Lío en Broadway: Crítica (She's Funny That Way)

Lío en Broadway
Curioso caso. Una película como Lío en Broadway (de nuevo, horripilante traducción por parte del mercado español) probablemente generará una división entre el público, que se repartirá entre partidarios… e indiferentes. Sí, habrán detractores, pero serán los menos, porque cuesta lanzarle reproches a una obra semejante; y no porque todo en ella sean virtudes, ni tampoco porque todas sus piezas encajen mágicamente. Sino porque, en esencia, está tan fuera de tiempo, pertenece tanto a una metodología artística atemporal que, la verdad, sería algo insensato verla como algo más que una aplicada reconstrucción. Una reconstrucción, eso sí, sabia, orgullosa, agradable y muy autoconsciente. Peter Bogdanovich no ha quedado desfasado; es que, simplemente, ha decidido revisar las esencias del contexto en el que nació como cineasta y esos ítems que le condicionaron como historiador. De alguna manera, Lío en Broadway es una nueva lección de Historia cinematográfica -cuántas de ellas nos ha ido regalando a lo largo de las décadas, en forma de ensayos y entrevistas imprescindibles-. Una clase quizá poco nutrida pero muy amena.

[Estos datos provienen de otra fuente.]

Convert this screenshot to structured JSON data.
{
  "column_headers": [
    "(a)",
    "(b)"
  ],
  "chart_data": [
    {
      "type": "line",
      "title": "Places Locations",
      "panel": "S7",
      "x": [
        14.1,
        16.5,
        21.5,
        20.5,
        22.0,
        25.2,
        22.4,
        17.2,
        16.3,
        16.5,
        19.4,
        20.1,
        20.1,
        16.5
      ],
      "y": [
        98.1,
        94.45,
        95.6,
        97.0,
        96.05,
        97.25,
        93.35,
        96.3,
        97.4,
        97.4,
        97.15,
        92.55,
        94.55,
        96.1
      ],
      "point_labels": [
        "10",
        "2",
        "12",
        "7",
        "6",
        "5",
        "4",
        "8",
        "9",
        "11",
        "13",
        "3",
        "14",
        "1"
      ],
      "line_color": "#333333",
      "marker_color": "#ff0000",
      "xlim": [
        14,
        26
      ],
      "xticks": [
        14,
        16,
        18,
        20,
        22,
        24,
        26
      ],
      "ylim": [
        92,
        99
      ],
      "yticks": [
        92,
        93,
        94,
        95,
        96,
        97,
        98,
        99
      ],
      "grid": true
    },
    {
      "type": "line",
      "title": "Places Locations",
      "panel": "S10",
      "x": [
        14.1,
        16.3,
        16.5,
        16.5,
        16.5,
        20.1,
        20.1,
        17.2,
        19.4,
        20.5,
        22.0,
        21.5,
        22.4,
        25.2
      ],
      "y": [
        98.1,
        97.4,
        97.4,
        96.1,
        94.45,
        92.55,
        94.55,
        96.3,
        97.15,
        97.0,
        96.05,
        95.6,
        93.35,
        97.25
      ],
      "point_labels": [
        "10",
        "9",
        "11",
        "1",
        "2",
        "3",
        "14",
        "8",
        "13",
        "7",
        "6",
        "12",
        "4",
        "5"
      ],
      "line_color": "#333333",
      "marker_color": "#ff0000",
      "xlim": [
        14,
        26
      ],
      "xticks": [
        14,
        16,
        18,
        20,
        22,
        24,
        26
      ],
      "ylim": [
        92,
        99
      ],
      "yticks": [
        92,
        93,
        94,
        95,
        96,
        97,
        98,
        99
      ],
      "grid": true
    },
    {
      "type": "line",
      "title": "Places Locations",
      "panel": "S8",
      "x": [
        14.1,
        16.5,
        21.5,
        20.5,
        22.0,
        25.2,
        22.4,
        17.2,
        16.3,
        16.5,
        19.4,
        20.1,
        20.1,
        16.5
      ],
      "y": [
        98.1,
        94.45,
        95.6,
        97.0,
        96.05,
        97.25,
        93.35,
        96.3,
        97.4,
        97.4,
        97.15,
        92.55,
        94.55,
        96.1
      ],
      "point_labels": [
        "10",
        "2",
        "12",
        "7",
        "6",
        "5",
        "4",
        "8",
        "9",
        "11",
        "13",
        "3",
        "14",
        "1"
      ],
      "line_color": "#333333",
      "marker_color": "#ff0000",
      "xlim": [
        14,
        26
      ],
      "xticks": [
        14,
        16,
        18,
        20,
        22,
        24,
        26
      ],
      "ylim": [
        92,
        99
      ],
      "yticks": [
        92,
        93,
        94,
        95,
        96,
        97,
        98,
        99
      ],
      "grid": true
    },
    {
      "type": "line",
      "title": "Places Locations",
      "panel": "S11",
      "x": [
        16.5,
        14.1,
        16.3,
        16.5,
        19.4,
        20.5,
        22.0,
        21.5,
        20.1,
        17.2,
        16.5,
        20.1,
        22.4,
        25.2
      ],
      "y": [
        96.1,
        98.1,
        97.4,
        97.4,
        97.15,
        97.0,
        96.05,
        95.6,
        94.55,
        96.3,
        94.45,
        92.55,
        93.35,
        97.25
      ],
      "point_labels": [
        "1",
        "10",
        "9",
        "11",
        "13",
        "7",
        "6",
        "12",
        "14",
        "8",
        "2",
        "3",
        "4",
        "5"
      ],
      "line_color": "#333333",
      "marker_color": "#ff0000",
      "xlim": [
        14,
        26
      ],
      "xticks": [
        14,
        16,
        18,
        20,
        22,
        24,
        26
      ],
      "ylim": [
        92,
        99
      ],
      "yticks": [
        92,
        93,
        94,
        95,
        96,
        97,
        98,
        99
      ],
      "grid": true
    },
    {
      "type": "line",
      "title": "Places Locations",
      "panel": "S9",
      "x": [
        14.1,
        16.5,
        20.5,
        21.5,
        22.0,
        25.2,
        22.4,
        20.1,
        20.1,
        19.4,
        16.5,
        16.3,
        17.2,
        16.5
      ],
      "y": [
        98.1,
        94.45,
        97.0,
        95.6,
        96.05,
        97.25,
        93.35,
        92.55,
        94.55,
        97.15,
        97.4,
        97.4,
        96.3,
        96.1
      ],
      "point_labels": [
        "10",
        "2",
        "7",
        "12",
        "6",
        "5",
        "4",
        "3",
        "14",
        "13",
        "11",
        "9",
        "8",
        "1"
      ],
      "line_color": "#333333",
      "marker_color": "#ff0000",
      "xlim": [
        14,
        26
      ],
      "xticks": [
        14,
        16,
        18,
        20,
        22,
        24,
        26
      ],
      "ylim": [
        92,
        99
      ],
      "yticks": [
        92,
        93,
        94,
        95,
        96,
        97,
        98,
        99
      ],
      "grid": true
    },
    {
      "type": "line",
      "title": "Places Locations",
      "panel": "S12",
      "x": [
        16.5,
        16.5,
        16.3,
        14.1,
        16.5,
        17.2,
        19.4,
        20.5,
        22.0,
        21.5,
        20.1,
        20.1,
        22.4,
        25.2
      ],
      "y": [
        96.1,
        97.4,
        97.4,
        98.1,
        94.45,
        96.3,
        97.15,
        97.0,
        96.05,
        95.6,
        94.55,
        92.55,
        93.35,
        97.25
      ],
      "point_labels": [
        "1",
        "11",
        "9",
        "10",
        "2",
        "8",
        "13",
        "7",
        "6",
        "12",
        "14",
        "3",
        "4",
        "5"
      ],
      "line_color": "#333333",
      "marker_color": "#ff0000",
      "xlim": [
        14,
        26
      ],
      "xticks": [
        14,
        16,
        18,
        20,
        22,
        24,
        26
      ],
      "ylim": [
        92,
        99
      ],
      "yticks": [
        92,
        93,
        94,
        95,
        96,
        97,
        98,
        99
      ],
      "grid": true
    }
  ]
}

Concretamente, el director vuelve la vista hacia las comedias clásicas del Hollywood dorado, las de Hawks, Leisen y Lubitsch, con homenaje explícito a El pecado de Cluny Brown incluido. A las tonalidades de farsa romántica ácida del screwball. Y también a lo que vino después: las producciones de la Mirisch, del Billy Wilder de los sesenta, a la comedia de enredo, a su propia concepción de todo ello (¿Qué me pasa doctor?) y al posterior sarcasmo romántico de Woody Allen, de quien además toma prestada una puesta en escena diáfana, interior y dominada por los tonos ocres y cobrizos. Con todo ello construye exactamente eso, una película poco interesada en dar un paso adelante en cuestiones de narrativa pero muy enfocada a la evocación, centrada en un terreno ya visitado por el autor, el mundo del teatro (esto anda muy cerca de su anterior ¡Qué ruina de función!). Algo completamente esperable de alguien que en su momento casi inventó el cine independiente (La última película), reformuló conceptos genéricos con clasicismo, serenidad y pasión (Luna de papel) y se movió entre la comedia y el drama como el más eficiente y honesto de los artesanos. Alguien que llevaba un montón de años sin dirigir un largometraje para el cine -más de una década- y que a día de hoy quiere ser recordado como un figura clave no tanto en la realización como en la transmisión del cine como materia de conocimiento.

Lío en Broadway

Y sí, Lío en Broadway es una película desigual. A pesar de estar respaldada por una caligrafía de cámara muy clásica, limpia, sólida y segura, a ratos su historia resulta lúcida y a otros simplemente tontorrona. Inocente, aunque suavemente inyectada de vitriolo. Movida por una panda de personajes que no siempre despiertan toda la empatía que la propuesta puede ser capaz de transmitir, tipos neuróticos, torpones, ingenuos o medio gilipollas. Interpretados además con tino pero una cierta distancia -a excepción de una potente Imogen Poots- por Owen Wilson, Jennifer Aniston o Will Forte. Sí, todo eso es cierto y semejantes críticas serían legítimas. Pero no parece proceder en una película que como recordatorio honesto, profesional y emotivo funciona a la perfección. Recordatorio de lo frescos que se siguen manteniendo los conceptos universales que manejaba el Hollywood clásico y también de la importancia de uno de los nombres clave del cine americano durante la segunda mitad del siglo XX.